Step-by-step explanation:
To find the derivative of the function f(x) = 2 / sqrt(x) - 3 / x^3, we can use the quotient rule. The quotient rule states that if we have a function in the form f(x) = g(x) / h(x), then the derivative f'(x) can be calculated as (g'(x) * h(x) - g(x) * h'(x)) / (h(x)^2). In this case, g(x) = 2 / sqrt(x) and h(x) = x^3. Taking the derivatives of g(x) and h(x), we get g'(x) = -1 / (2 * sqrt(x)^3) and h'(x) = -3 / x^4. Plugging these values into the quotient rule formula, we get f'(x) = (-1 / (2 * sqrt(x)^3) * x^3 - 2 / sqrt(x) * (-3 / x^4)) / (x^3)^2.
Simplifying this expression, we get f'(x) = (-x^3 / (2 * sqrt(x)^3) + 6 / (x^2 * sqrt(x))) / x^6 = (-x^3 + 12 * sqrt(x)) / (2 * x^8 * sqrt(x)).

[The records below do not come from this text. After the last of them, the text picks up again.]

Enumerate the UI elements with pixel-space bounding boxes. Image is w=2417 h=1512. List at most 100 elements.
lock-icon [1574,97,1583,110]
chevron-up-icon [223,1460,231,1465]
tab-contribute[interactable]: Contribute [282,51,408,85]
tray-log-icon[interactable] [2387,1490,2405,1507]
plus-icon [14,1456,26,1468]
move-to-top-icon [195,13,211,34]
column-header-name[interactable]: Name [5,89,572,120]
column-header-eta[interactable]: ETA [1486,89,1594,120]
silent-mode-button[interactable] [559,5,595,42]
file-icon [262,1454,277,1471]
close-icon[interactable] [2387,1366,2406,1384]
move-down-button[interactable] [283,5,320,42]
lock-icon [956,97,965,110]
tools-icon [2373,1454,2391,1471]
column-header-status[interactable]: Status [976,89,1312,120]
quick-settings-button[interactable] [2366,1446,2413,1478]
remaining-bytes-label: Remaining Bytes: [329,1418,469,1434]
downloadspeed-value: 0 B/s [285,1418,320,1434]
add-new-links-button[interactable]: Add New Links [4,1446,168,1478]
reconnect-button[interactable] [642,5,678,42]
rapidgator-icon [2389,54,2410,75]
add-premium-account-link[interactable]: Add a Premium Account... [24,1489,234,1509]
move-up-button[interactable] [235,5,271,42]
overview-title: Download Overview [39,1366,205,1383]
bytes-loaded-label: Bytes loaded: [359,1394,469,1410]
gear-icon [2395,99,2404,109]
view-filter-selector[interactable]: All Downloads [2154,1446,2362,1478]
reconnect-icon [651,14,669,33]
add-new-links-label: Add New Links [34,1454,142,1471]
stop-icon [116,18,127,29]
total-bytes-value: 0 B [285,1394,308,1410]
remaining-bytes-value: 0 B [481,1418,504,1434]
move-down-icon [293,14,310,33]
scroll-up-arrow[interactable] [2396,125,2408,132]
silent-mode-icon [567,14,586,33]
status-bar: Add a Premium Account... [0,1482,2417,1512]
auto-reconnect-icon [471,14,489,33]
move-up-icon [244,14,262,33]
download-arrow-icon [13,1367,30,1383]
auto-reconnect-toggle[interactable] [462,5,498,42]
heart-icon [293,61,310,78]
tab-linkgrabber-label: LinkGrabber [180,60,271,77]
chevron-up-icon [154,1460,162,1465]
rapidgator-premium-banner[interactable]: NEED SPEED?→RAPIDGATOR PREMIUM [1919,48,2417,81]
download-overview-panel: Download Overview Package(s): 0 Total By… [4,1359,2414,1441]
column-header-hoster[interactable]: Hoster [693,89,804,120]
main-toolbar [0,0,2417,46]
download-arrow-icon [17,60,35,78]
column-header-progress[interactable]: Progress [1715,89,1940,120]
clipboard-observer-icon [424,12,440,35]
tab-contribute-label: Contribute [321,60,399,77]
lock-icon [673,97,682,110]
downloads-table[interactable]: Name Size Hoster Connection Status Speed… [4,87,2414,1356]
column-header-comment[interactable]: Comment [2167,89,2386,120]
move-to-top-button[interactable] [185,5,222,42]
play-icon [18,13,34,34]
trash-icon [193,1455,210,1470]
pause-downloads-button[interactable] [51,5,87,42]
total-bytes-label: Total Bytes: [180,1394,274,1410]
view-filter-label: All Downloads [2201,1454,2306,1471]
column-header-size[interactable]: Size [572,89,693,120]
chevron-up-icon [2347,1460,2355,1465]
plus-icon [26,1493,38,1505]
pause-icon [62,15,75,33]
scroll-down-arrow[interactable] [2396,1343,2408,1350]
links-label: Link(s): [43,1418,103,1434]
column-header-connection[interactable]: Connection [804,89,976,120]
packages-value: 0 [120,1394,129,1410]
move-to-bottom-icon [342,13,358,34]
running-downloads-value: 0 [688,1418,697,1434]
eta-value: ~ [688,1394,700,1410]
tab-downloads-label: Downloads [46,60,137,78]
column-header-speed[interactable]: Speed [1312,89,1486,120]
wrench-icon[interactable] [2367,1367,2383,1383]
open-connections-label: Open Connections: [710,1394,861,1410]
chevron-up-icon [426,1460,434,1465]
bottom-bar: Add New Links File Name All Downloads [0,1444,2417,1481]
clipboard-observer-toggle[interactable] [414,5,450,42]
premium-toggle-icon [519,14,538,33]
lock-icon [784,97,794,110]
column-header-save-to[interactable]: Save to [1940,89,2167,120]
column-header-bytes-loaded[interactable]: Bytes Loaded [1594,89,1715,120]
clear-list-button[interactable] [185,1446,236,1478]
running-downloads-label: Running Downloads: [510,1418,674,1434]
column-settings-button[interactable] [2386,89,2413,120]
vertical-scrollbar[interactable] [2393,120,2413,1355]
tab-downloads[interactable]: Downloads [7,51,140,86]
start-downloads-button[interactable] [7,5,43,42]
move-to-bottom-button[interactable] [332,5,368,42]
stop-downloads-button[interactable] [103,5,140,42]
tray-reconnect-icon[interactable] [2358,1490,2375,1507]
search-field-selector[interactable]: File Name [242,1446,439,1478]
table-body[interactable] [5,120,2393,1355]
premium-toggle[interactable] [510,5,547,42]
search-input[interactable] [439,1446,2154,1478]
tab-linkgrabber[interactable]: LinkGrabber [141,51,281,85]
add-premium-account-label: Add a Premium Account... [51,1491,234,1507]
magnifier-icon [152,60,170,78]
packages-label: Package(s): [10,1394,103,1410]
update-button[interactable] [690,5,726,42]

To find the equation of the tangent line to the graph of f(x) at x = 1, we can use the point-slope form of a line. The point-slope form states that if we have a point (x₁, y₁) on the line and the slope m, then the equation of the line is given by y - y₁ = m(x - x₁). In this case, we have the point (1, f(1)) on the line and the slope f'(1) at x = 1. Plugging these values into the point-slope form, we get y - f(1) = f'(1)(x - 1). Simplifying this equation will give us the equation of the tangent line.